In New Orleans East, Khai Nguyen, cofounder of the Village de L’Est Green Growers Initiative (VEGGI), encouraged Vietnamese maritime workers affected by the 2010 BP oil spill to turn to urban farming. Through the co-op model, VEGGI growers sell their vegetables and herbs to city restaurants and in subscription boxes. 

Marguerite Green turned a career in farming into advocacy work. First at the organization SPROUT, now as the director of the Louisiana Food Policy Council, Margee aids farmers and farm workers with collective organizing and agricultural policy.

Similarly, Marianne Cufone works in food, farming, and fishery policy and advocacy.
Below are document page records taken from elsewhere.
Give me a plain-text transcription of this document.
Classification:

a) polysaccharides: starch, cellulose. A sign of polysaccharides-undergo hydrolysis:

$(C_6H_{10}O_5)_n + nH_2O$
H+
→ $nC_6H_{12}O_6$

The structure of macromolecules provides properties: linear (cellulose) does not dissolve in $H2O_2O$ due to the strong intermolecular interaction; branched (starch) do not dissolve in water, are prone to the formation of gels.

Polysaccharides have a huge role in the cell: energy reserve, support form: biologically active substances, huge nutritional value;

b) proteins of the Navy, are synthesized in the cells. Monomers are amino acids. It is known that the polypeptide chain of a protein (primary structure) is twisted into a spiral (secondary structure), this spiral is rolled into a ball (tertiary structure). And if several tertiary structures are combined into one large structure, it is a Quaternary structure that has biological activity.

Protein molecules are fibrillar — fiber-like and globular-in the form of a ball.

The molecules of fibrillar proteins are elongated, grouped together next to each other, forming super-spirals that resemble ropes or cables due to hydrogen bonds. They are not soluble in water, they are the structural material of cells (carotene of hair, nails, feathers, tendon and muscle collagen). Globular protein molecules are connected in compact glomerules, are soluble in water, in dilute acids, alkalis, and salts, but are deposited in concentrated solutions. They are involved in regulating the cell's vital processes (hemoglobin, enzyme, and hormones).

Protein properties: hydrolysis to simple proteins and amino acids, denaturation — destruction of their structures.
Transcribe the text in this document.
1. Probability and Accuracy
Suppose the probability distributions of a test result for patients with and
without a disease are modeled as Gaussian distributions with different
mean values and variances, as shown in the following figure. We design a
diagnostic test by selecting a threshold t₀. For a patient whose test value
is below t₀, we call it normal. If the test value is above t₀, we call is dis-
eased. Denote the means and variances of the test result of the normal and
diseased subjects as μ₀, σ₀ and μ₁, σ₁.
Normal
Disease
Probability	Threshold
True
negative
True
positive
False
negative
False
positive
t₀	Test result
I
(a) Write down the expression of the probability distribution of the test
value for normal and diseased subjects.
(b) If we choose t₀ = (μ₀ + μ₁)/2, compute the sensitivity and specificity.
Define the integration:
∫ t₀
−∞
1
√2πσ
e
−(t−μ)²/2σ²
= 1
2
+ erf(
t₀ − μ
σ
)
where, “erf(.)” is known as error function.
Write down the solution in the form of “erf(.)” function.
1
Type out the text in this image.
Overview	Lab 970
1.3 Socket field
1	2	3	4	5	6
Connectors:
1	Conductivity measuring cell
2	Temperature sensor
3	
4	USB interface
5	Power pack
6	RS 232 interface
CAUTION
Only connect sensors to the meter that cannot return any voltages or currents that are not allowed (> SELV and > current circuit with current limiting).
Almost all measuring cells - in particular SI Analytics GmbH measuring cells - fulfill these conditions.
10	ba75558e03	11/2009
Director of  the Environmental Law program at Loyola University, Marianne founded Recirculating Farms in 2010 to spread the gospel of aquaponic farming. 

And at Grow Dat Youth Farm, Leo Gorman leads a youth leadership non-profit that cultivates the next generation of young leaders, paying them an equitable wage to grow and sell fresh produce through the organization’s CSA. 

These individuals, alongside many others, have dedicated their lives to persuading all New Orleanians to get our hands dirty by tilling soil, planting seeds, and reaping the benefits. Twenty years after Hurricane Katrina, they work at the community level to develop a movement based on thinking about the land on which we live, how we treat it, and the historical, cultural, and social connections between us and the Earth.